Die große Frage war: Gewinnt Christian Wulff, der Traum aller Schwiegermütter, die Wahl? Oder wird's doch der Schwiegervater, Joachim Gauck? Oder anders ausgedrückt: Würde Frau Merkel ein großer Wulff gelingen oder würde sie einen Super-GAUck erleben?
Mal wieder war die Kandidatenfindung ein unwürdiges parteipolitisches Geschacher, und die Wahl wurde zum Duell mit gottweißwas für Folgen hochstilisiert. Um dem ein für alle Mal Einhalt zu gebieten, schlage ich hiermit zweierlei Modi alternativ vor:
Erstens: Das Amt des Bundespräsidenten wird abgeschafft, fertig. Es wird sich schon wer finden, der uns ordentlich repräsentiert, hin und wieder das Parlament auflöst und bei seinen Reden den jeweils aktuellen Satz heil nach Hause bringt. Dadurch würde auf lange Sicht auch das stets wachsende Heer von Ex-Bundespräsidenten (derzeit Stücker drei) verkleinert, die mit 199.000 Euro Ehrensold per annum lebenslang ein karges Dasein fristen müssen.
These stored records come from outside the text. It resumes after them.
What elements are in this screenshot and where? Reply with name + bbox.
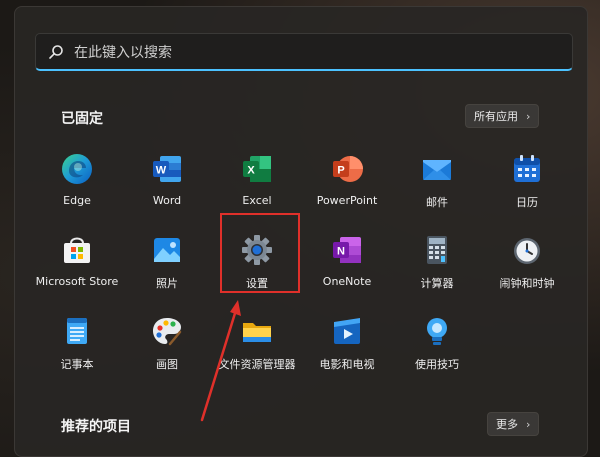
annotation-arrow bbox=[200, 300, 241, 422]
arrow-shaft bbox=[200, 308, 238, 422]
arrow-head bbox=[230, 300, 241, 316]
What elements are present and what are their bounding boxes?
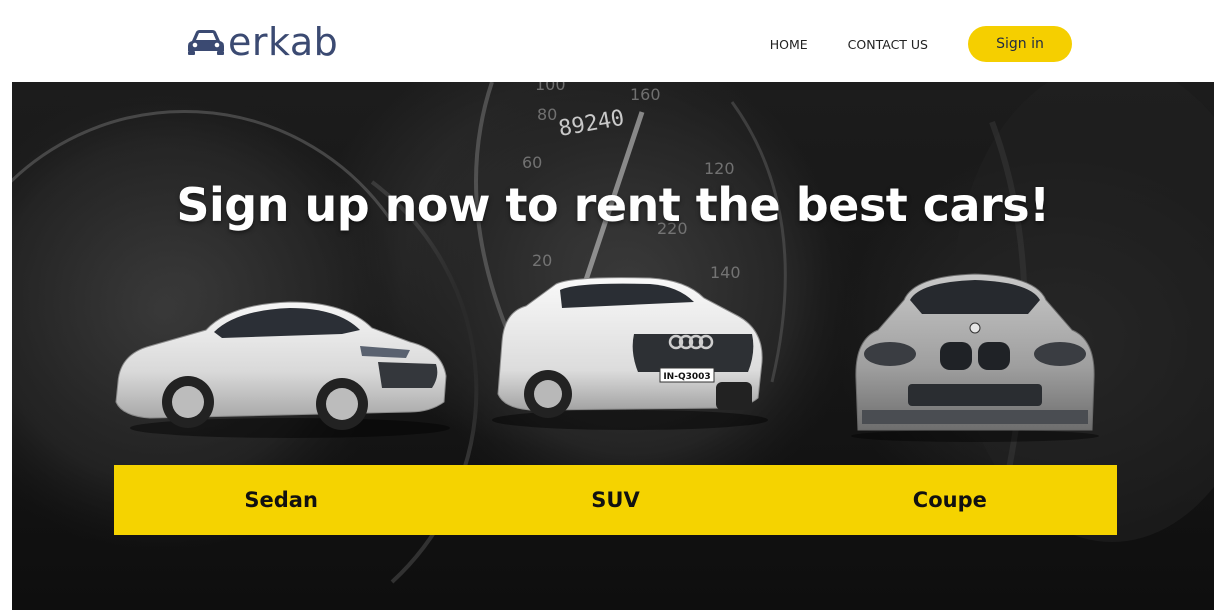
suv-license-plate: IN-Q3003 [663, 372, 710, 382]
logo-text: erkab [228, 20, 339, 64]
suv-car-image[interactable]: IN-Q3003 [490, 272, 772, 432]
tick-label: 20 [532, 251, 552, 270]
page: erkab HOME CONTACT US Sign in 100 80 60 … [0, 0, 1214, 610]
tick-label: 160 [630, 85, 661, 104]
coupe-car-image[interactable] [848, 270, 1102, 442]
header: erkab HOME CONTACT US Sign in [0, 0, 1214, 82]
category-bar: Sedan SUV Coupe [114, 465, 1117, 535]
logo[interactable]: erkab [186, 22, 338, 62]
tick-label: 120 [704, 159, 735, 178]
tick-label: 80 [537, 105, 557, 124]
main-nav: HOME CONTACT US Sign in [770, 26, 1072, 62]
category-coupe[interactable]: Coupe [783, 488, 1117, 512]
nav-home[interactable]: HOME [770, 37, 808, 52]
hero-title: Sign up now to rent the best cars! [176, 178, 1050, 232]
hero-section: 100 80 60 20 120 140 160 220 89240 Sign … [12, 82, 1214, 610]
category-suv[interactable]: SUV [448, 488, 782, 512]
category-sedan[interactable]: Sedan [114, 488, 448, 512]
sign-in-button[interactable]: Sign in [968, 26, 1072, 62]
tick-label: 60 [522, 153, 542, 172]
sedan-car-image[interactable] [110, 290, 452, 440]
tick-label: 100 [535, 82, 566, 94]
car-logo-icon [186, 27, 226, 57]
nav-contact-us[interactable]: CONTACT US [848, 37, 928, 52]
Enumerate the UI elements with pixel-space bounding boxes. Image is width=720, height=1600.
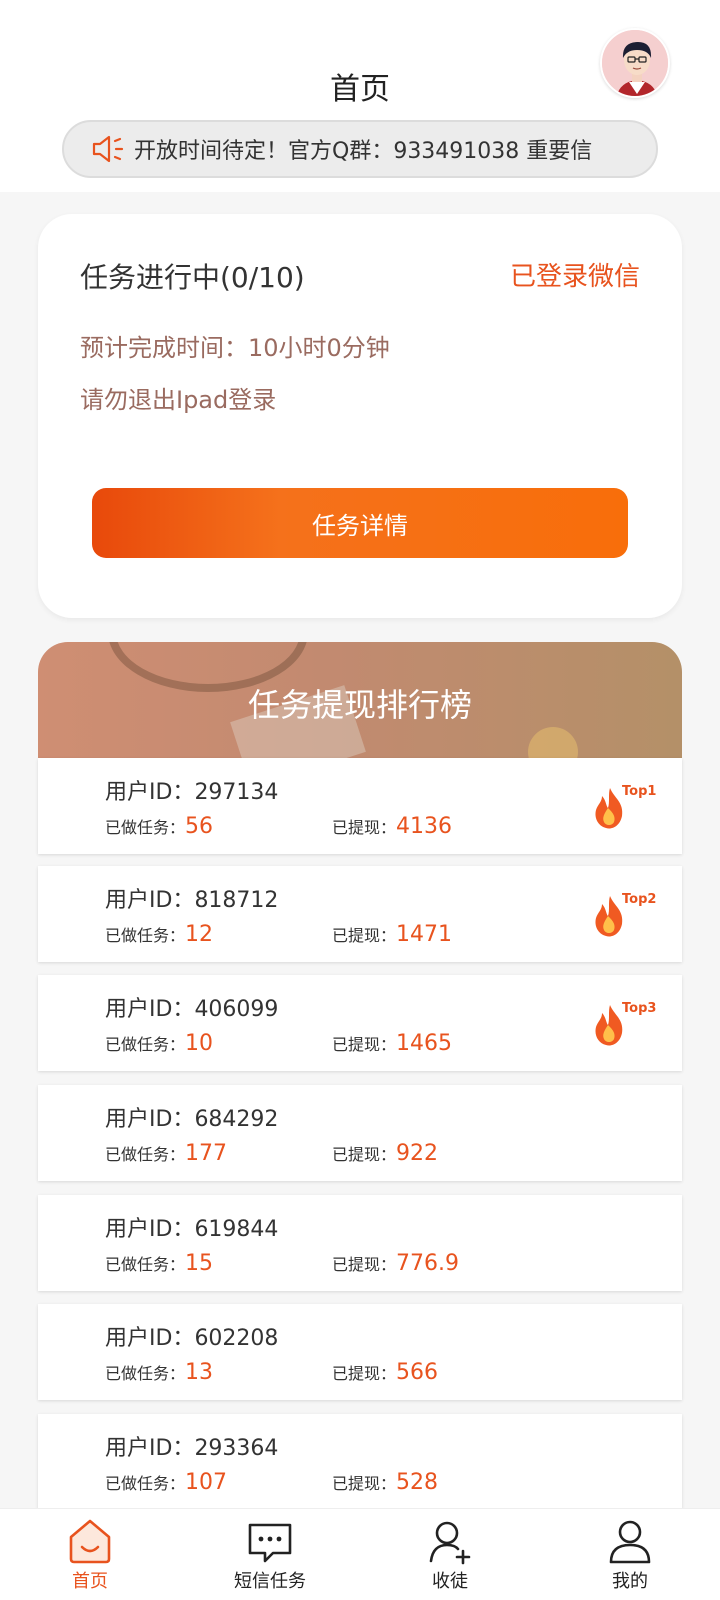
tasks-done: 已做任务：10 (105, 1031, 214, 1056)
tab-recruit[interactable]: 收徒 (360, 1509, 540, 1600)
ranking-banner: 任务提现排行榜 (38, 642, 682, 758)
ranking-row[interactable]: 用户ID：602208 已做任务：13 已提现：566 (38, 1304, 682, 1400)
ranking-row[interactable]: 用户ID：818712 已做任务：12 已提现：1471 Top2 (38, 866, 682, 962)
tab-profile-label: 我的 (612, 1571, 648, 1592)
task-card: 任务进行中(0/10) 已登录微信 预计完成时间：10小时0分钟 请勿退出Ipa… (38, 214, 682, 618)
ipad-warning: 请勿退出Ipad登录 (80, 386, 277, 414)
bottom-tab-bar: 首页 短信任务 收徒 我的 (0, 1508, 720, 1600)
wechat-login-status: 已登录微信 (509, 262, 640, 292)
amount-withdrawn: 已提现：4136 (332, 814, 453, 839)
tasks-done: 已做任务：15 (105, 1251, 214, 1276)
profile-icon (609, 1520, 651, 1564)
tasks-done: 已做任务：13 (105, 1360, 214, 1385)
header: 首页 开放时间待定！官方Q群：933491038 重要信 (0, 0, 720, 192)
amount-withdrawn: 已提现：922 (332, 1141, 439, 1166)
add-user-icon (429, 1521, 471, 1565)
tab-sms-tasks-label: 短信任务 (234, 1571, 306, 1592)
amount-withdrawn: 已提现：1465 (332, 1031, 453, 1056)
tab-home-label: 首页 (72, 1571, 108, 1592)
notice-bar[interactable]: 开放时间待定！官方Q群：933491038 重要信 (62, 120, 658, 178)
user-id: 用户ID：619844 (105, 1217, 279, 1242)
tasks-done: 已做任务：12 (105, 922, 214, 947)
amount-withdrawn: 已提现：528 (332, 1470, 439, 1495)
top-rank-label: Top2 (622, 892, 657, 907)
task-detail-button[interactable]: 任务详情 (92, 488, 628, 558)
message-icon (248, 1523, 292, 1563)
ranking-row[interactable]: 用户ID：406099 已做任务：10 已提现：1465 Top3 (38, 975, 682, 1071)
amount-withdrawn: 已提现：1471 (332, 922, 453, 947)
user-id: 用户ID：293364 (105, 1436, 279, 1461)
ranking-row[interactable]: 用户ID：293364 已做任务：107 已提现：528 (38, 1414, 682, 1510)
amount-withdrawn: 已提现：566 (332, 1360, 439, 1385)
ranking-row[interactable]: 用户ID：619844 已做任务：15 已提现：776.9 (38, 1195, 682, 1291)
estimated-time: 预计完成时间：10小时0分钟 (80, 334, 390, 362)
user-id: 用户ID：406099 (105, 997, 279, 1022)
top-rank-badge: Top2 (590, 888, 660, 944)
top-rank-label: Top1 (622, 784, 657, 799)
top-rank-badge: Top3 (590, 997, 660, 1053)
amount-withdrawn: 已提现：776.9 (332, 1251, 459, 1276)
home-icon (69, 1519, 111, 1564)
user-id: 用户ID：297134 (105, 780, 279, 805)
tasks-done: 已做任务：177 (105, 1141, 228, 1166)
banner-decoration (528, 727, 578, 758)
notice-text: 开放时间待定！官方Q群：933491038 重要信 (134, 139, 593, 164)
ranking-row[interactable]: 用户ID：684292 已做任务：177 已提现：922 (38, 1085, 682, 1181)
speaker-icon (92, 135, 124, 163)
top-rank-label: Top3 (622, 1001, 657, 1016)
tab-sms-tasks[interactable]: 短信任务 (180, 1509, 360, 1600)
avatar[interactable] (600, 28, 670, 98)
tasks-done: 已做任务：107 (105, 1470, 228, 1495)
user-id: 用户ID：602208 (105, 1326, 279, 1351)
tab-profile[interactable]: 我的 (540, 1509, 720, 1600)
tab-home[interactable]: 首页 (0, 1509, 180, 1600)
task-progress-title: 任务进行中(0/10) (80, 261, 305, 294)
user-id: 用户ID：684292 (105, 1107, 279, 1132)
user-id: 用户ID：818712 (105, 888, 279, 913)
ranking-title: 任务提现排行榜 (247, 686, 472, 724)
tasks-done: 已做任务：56 (105, 814, 214, 839)
tab-recruit-label: 收徒 (432, 1571, 468, 1592)
top-rank-badge: Top1 (590, 780, 660, 836)
ranking-row[interactable]: 用户ID：297134 已做任务：56 已提现：4136 Top1 (38, 758, 682, 854)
Zweitens: Wir buchen uns einen Bundespräsidenten auf Lebenszeit. Anschließend wird der Posten vererbt. (Der Herr Wulff hat doch eine schöne junge First Lady, die im gebärfähigen Alter ist … – die zwar strenggenommen Second Lady ist, aber egal.)
Anders als die Bundesversammlung in Berlin konnte ich mir den Abend nett gestalten. Eigentlich wollte ich ein paar bei knapp 30 Grad schwitzende und kollabierende Sportler beim Lousberglauf knipsen, blieb unterwegs aber beim Egmont hängen. Über die neuen Medien blieben wir stets auf dem Laufenden, was im dritten Wahlgang in Berlin so vor sich ging.
Eine letzte Frage aber bleibt:
Wir haben also nach vielen langen Wahlgängen endlich einen neuen Präsidenten – warum fahren jetzt keine schwarzrotgoldenen Autokorsos hupend über die Chausseen?!